A recent amendment to existing law also provides a system by which the department is required to establish priorities, customer service levels and goals for capital improvements to the state’s public highways.
• Medical helicopter service. LifeFlight Foundation, which provides a medical helicopter service that transports critically ill and injured patients to hospitals statewide, would receive $300,0000 to install a network of automated weather observation stations as well as to construct helicopter landing pads located in remote areas and in rural communities with high levels of usage. These funds would be matched by $300,000 in funding from local governmental sources.
• Port facilities. Three million dollars would be spent to dredge the commercial shipping channel in Searsport, which serves the existing port operation at Mack Point. It is expected that this funding would make the state eligible for $10 million in federal funds through the Army Corps of Engineers.
An additional $2 million would support the purchase of material handling equipment for use at Mack Point. This funding would be matched by an equivalent amount of investment by private entities.
Another $1.5 million in bond proceeds would be used for construction of warehouse facilities at the port of Eastport, which is owned and operated by the Eastport Port Authority.
• Bus service. One million dollars would be used to help purchase new transit buses operated by governmental entities located across the state.
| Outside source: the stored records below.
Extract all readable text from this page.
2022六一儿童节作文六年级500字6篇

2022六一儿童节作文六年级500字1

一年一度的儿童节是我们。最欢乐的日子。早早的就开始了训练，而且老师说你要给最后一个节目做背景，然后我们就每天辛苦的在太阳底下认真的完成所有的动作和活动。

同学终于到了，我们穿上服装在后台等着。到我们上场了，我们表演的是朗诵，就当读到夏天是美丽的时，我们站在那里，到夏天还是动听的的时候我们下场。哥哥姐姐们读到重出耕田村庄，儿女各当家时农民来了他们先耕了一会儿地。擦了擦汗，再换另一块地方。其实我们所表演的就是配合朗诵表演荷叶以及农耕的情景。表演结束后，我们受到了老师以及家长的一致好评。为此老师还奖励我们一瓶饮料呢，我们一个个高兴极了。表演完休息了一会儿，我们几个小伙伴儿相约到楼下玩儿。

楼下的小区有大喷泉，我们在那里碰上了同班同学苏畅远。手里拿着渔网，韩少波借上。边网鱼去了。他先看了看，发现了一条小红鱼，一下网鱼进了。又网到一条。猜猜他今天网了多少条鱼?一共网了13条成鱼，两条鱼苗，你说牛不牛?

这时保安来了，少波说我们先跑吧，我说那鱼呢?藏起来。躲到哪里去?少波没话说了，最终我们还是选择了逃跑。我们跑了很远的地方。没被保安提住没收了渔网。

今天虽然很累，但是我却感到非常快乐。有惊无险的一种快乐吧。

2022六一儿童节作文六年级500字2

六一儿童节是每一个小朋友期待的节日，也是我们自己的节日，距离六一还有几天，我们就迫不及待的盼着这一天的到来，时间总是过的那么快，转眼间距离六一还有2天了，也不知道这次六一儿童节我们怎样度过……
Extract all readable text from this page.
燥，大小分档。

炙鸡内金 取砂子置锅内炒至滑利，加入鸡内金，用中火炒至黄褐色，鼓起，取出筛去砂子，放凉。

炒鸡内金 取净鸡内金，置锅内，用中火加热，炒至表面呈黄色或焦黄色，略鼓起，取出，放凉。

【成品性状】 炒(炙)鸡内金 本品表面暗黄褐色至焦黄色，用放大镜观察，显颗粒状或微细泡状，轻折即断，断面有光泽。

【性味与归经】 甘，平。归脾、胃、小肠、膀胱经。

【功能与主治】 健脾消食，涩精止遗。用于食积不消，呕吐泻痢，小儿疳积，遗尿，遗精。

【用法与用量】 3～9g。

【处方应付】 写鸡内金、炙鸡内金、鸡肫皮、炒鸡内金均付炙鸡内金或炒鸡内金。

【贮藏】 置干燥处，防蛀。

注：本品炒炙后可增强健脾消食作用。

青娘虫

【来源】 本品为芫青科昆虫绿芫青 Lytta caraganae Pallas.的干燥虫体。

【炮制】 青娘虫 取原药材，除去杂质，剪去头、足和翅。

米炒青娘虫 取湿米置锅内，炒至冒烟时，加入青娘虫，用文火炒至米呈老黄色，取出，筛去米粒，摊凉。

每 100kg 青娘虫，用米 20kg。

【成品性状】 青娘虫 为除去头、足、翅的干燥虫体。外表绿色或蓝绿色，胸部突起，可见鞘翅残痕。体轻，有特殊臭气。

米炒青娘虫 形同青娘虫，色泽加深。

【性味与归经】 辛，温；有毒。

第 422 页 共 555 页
It is expected that these funds would secure approximately $9 million in federal funding through the Federal Transit Administration.
• Industrial rail service. One and a half million dollars would support the Industrial Rail Access Program, which is an existing DOT program that provides 50 percent matching grants to private businesses for improvements necessary to increase freight transportation by rail. Because these are matching grants, this funding would trigger an additional one and a half million dollars in private investment.
• Aviation facilities. One million two hundred thousand dollars would support projects at publicly-owned aviation facilities across the state. This funding is expected to be matched by $10,800,000 in federal funds administered by the Federal Aviation Administration.
If Question 4 is approved, the authorization of these bonds would take effect 30 days after the governor‘s proclamation of the vote.
According to figures compiled by the Office of the Treasurer, the total estimated lifetime cost of borrowing this amount of money is $64,246,250, representing $51.5 million in principal and $12,746,250 in interest, assuming 4.5 percent over 10 years.
A “yes” vote favors the issuance of up to $51,500,000 in general obligation bonds to finance these projects. A “no” vote opposes the bond issue in its entirety.
Arguments for a “yes” vote include: use of bond funds could result in jobs and may help economic growth in the state of Maine; this bond could improve public safety; and the federal government will help pay for the work. It will give Maine $105 million more.
Arguments for a “no” vote include: it would add $51 million to Maine’s debt; and other projects may be more worthy of the state’s money.
No public comments in support of or against the referendum had been filed at presstime.